Se você está grávida ou já passou por essa fase, provavelmente já sentiu aquela vontade incontrolável de comer algo bem específico, e muitas vezes inusitado. Pode ser milho cozido no café da manhã, sorvete no meio da madrugada ou aquele pacote de salgadinho que você nunca ligou muito, mas que agora parece ser a melhor coisa do universo. Mas, afinal, por que isso acontece?
Segundo o ginecologista e obstetra Dr. Nélio Veiga Junior, Mestre e Doutor em Tocoginecologia pela FCM/UNICAMP, há uma explicação científica por trás desses desejos alimentares tão intensos durante a gestação. E ela envolve um verdadeiro baile hormonal.
Hormônios em festa e apetite nas alturas
Durante a gravidez, o corpo da mulher passa por diversas mudanças hormonais, e algumas delas mexem diretamente com o apetite. “Nesse período, existem flutuações hormonais significativas, como o aumento dos níveis de leptina e grelina, que influenciam diretamente o apetite e as preferências alimentares”, explica o especialista.

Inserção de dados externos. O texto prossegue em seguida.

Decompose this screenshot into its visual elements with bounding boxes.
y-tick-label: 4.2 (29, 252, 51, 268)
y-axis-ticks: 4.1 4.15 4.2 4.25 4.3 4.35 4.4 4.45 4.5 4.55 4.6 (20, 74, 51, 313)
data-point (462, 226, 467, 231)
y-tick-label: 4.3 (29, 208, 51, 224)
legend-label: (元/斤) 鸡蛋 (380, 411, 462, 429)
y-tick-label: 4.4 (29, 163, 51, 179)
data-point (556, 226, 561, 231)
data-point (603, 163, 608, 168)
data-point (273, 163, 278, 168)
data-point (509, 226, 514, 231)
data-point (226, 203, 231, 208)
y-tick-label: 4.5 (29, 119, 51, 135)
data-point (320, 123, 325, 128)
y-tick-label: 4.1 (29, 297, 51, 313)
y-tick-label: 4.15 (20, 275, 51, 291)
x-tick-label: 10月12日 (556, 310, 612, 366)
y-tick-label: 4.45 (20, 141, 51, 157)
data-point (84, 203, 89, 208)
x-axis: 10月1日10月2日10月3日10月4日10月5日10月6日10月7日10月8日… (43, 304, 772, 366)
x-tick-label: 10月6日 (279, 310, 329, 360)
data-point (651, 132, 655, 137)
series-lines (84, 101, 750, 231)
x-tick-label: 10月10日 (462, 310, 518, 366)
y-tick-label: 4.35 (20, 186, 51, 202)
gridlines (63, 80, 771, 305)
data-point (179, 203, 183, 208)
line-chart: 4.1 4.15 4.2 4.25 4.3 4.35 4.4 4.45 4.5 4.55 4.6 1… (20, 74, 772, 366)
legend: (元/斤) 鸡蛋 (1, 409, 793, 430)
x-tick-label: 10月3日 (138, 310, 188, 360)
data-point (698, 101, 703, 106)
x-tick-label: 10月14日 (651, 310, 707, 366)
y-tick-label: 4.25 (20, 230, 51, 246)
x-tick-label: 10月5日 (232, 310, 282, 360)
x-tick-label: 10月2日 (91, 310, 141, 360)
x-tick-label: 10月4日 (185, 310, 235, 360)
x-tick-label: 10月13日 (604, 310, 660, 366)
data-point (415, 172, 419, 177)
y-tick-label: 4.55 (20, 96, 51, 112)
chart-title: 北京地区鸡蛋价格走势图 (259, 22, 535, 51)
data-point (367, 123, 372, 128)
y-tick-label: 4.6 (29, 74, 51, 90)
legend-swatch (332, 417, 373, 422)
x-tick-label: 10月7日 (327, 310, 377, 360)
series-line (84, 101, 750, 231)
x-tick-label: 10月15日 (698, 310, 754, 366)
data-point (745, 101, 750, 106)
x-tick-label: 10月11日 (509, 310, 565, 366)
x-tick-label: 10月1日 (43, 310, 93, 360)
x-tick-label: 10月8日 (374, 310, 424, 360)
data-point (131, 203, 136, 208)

Essas alterações hormonais vêm acompanhadas de uma sensibilidade emocional maior — sim, aquela montanha-russa de sentimentos tem nome e explicação. “Essas mudanças, associadas à maior sensibilidade emocional (aumento das oscilações de humor, irritabilidade e sensibilidade emocional), tornam a gravidez um momento de mudança de comportamentos da alimentação para alimentos de conforto, ou seja, aumenta o desejo por alimentos reconfortantes”, completa.
Crocância em alta: a textura que conquista
Pode parecer estranho, mas tem lógica: a textura dos alimentos também muda de importância durante a gestação. E o grande destaque vai para os alimentos crocantes. “É comum a redução do desejo por alimentos ‘macios’, ‘cremosos’, ‘derretendo’ e ‘grossos’ em favor da textura ‘crocante’ durante a gravidez. ‘Crocante’ é um termo usado com frequência para descrever alimentos desejados durante o primeiro trimestre”, afirma Dr. Nélio.
Segundo ele, isso pode estar relacionado às mudanças na percepção sensorial. O olfato e o paladar ficam mais apurados – ou, pelo menos, diferentes. “Mudanças na preferência de textura alimentar podem refletir uma maior importância da textura na escolha alimentar devido a mudanças no olfato e no paladar durante a gravidez. Há estudos que mostram aumentos significativos na percepção da intensidade do odor durante a gravidez, especialmente entre o meio e o final da gestação, embora não tenha havido diferenças significativas no paladar”, complementa.

Desejos calóricos e regulação emocional
Além da crocância, outro grupo de alimentos reina absoluto entre os desejos: os ricos em energia, como doces e carboidratos. E, mais uma vez, os hormônios entram em cena. “Vários fatores contribuem para o aumento do consumo de energia durante a gestação, incluindo o aumento da demanda energética e alterações hormonais, particularmente alterações na leptina e na grelina, que contribuem para a regulação do apetite”, detalha o especialista.
O lado emocional também tem sua parcela de responsabilidade. “Assim como as alterações emocionais durante a gestação e o aumento do estresse também podem contribuir para o aumento do consumo de alimentos ricos em energia como forma de regulação emocional”, afirma.
Ou seja, muitas vezes o desejo por aquele doce extra é, na verdade, uma resposta ao estresse ou à tentativa de se sentir melhor em meio a tantas transformações.
Fique de olho e fale com o médico
Tudo isso é normal até certo ponto, mas vale atenção. O especialista alerta que, se os desejos forem muito fora do comum ou exagerados em quantidade, é importante conversar com o médico. “Esse tipo de mudança no comportamento alimentar durante a gravidez pode ter implicações para a saúde materna, pois pode se associar a um risco aumentado de ganho excessivo de peso e alguns resultados adversos associados para o nascimento, a saúde materna e o desenvolvimento infantil”, explica Dr. Nélio.
E conclui: “Embora o estresse elevado, especialmente no primeiro trimestre, possa levar ao aumento do consumo de alimentos altamente palatáveis, essa relação entre estresse e dieta pode ser mediada por estratégias de regulação emocional, ou seja, a evolução das necessidades nutricionais durante a gravidez, mostra a importância de compreender essas diferenças para um suporte personalizado à saúde materna”.
Em resumo: está tudo bem querer comer aquela batata frita crocante de vez em quando. O importante é se conhecer, conversar com o médico e lembrar que o corpo está trabalhando dobrado, e que a mente também merece cuidado e carinho.